Définition
Un modèle comportemental infirmier qui explique et prédit l’engagement des individus dans des comportements favorables à la santé en précisant comment caractéristiques personnelles, comportements antérieurs et cognitions et affects spécifiques au comportement (p. ex. bénéfices perçus, barrières, auto‑efficacité, affect lié à l’activité) interagissent avec les influences situationnelles pour déterminer les résultats comportementaux.

Principe

Principe
Modifier les cognitions et l’affect spécifiques au comportement (augmenter les bénéfices perçus et l’auto‑efficacité, réduire les barrières perçues) dans le contexte situationnel de l’individu augmente la probabilité d’adopter et de maintenir des comportements favorables à la santé, sous réserve de l’existence de ressources et soutiens facilitants.

Démonstration

Démonstration
Scénario illustratif — Situation : Une clinique cherche à augmenter l’activité physique chez des adultes sédentaires. Reconnaissance : L’évaluation révèle faible auto‑efficacité, fortes barrières perçues (temps, sécurité) et soutien social limité. Action : L’intervention combine un bref entretien motivationnel pour accroître les bénéfices perçus, des options d’exercice structurées à faible contrainte, des programmes compatibles avec l’emploi du temps et un soutien par les pairs. Conséquence : Les participants déclarent une fréquence d’activité accrue et un maintien à court terme comparé à une simple information éducative.

Mauvaise application

Mauvaise application
Supposer que la simple fourniture d’informations (transfert de connaissances) modifiera le comportement. L’erreur sémantique consiste à considérer le savoir comme suffisant au lieu de reconnaître le rôle médiateur des cognitions, de l’affect et des contraintes situationnelles.

Conséquence

Conséquence
Appliqué correctement, les interventions fondées sur le modèle peuvent produire des augmentations mesurables des comportements favorables à la santé ; mal appliquées, les programmes ignorant barrières et contexte montrent souvent un effet limité malgré un contenu éducatif.

Inversion

Inversion
L’accent du modèle sur les cognitions et l’affect individuels est limité lorsque des déterminants sociaux structurels (p. ex. pauvreté, quartiers dangereux, manque d’accès) restreignent les options comportementales ; dans ces contextes, des interventions au niveau des politiques ou communautaires sont nécessaires pour permettre le changement individuel.

Limite

Limite
Dans le champ : interventions ciblant des comportements volontaires et évitables (exercice, alimentation, dépistage) au niveau individuel ou de petits groupes.
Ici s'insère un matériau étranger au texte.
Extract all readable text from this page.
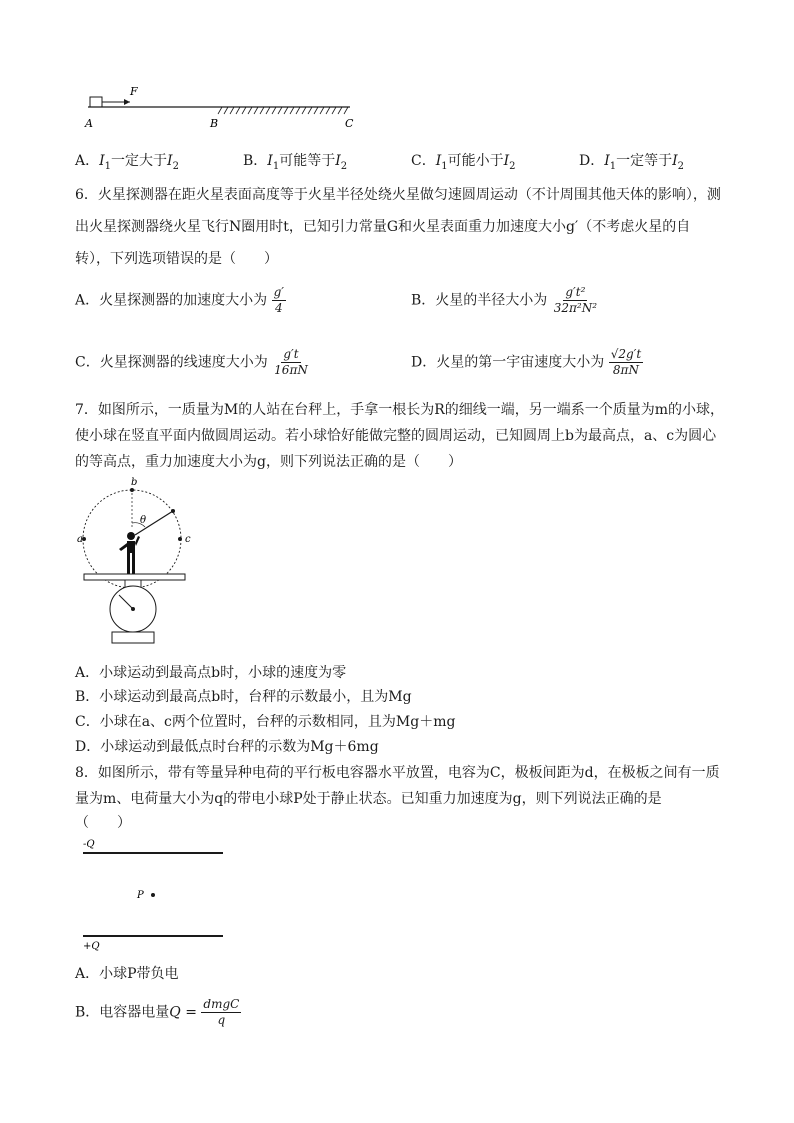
F
A	B	C
A．$I_1$一定大于$I_2$	B．$I_1$可能等于$I_2$	C．$I_1$可能小于$I_2$	D．$I_1$一定等于$I_2$
6．火星探测器在距火星表面高度等于火星半径处绕火星做匀速圆周运动（不计周围其他天体的影响），测
出火星探测器绕火星飞行N圈用时t，已知引力常量G和火星表面重力加速度大小g′（不考虑火星的自
转），下列选项错误的是（　　）
A．火星探测器的加速度大小为 $\frac{g'}{4}$	B．火星的半径大小为 $\frac{\text{g′t²}}{\text{32π²N²}}$
C．火星探测器的线速度大小为 $\frac{g't}{16\pi N}$	D．火星的第一宇宙速度大小为 $\frac{√2g't}{8\pi N}$
7．如图所示，一质量为M的人站在台秤上，手拿一根长为R的细线一端，另一端系一个质量为m的小球，
使小球在竖直平面内做圆周运动。若小球恰好能做完整的圆周运动，已知圆周上b为最高点，a、c为圆心
的等高点，重力加速度大小为g，则下列说法正确的是（　　）
θ
b
a	c
A．小球运动到最高点b时，小球的速度为零
B．小球运动到最高点b时，台秤的示数最小，且为Mg
C．小球在a、c两个位置时，台秤的示数相同，且为Mg＋mg
D．小球运动到最低点时台秤的示数为Mg＋6mg
8．如图所示，带有等量异种电荷的平行板电容器水平放置，电容为C，极板间距为d，在极板之间有一质
量为m、电荷量大小为q的带电小球P处于静止状态。已知重力加速度为g，则下列说法正确的是
（　　）
-Q
P
+Q
A．小球P带负电
B．电容器电量$Q = \frac{\text{dmgC}}{q}$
Cas limite : comportements influencés à la fois par le choix individuel et des contraintes structurelles (p. ex. accès à l’alimentation). Hors champ : expositions involontaires ou réponses d’urgence aiguës où les cadres de promotion ne s’appliquent pas.

Tension sémantique

Tension sémantique
Tension entre approches de changement cognitivo‑comportemental centrées sur l’individu et déterminants structurels de la santé au niveau populationnel ; une pratique efficace exige souvent l’intégration des deux niveaux plutôt que la primauté d’un seul.

Synthèse

Synthèse
Le modèle de Pender situe le changement de comportement dans un cadre multicausal : la promotion efficace de la santé aligne interventions cognitivo‑affectives avec soutiens pratiques et ajustements environnementaux plutôt que de compter uniquement sur l’information.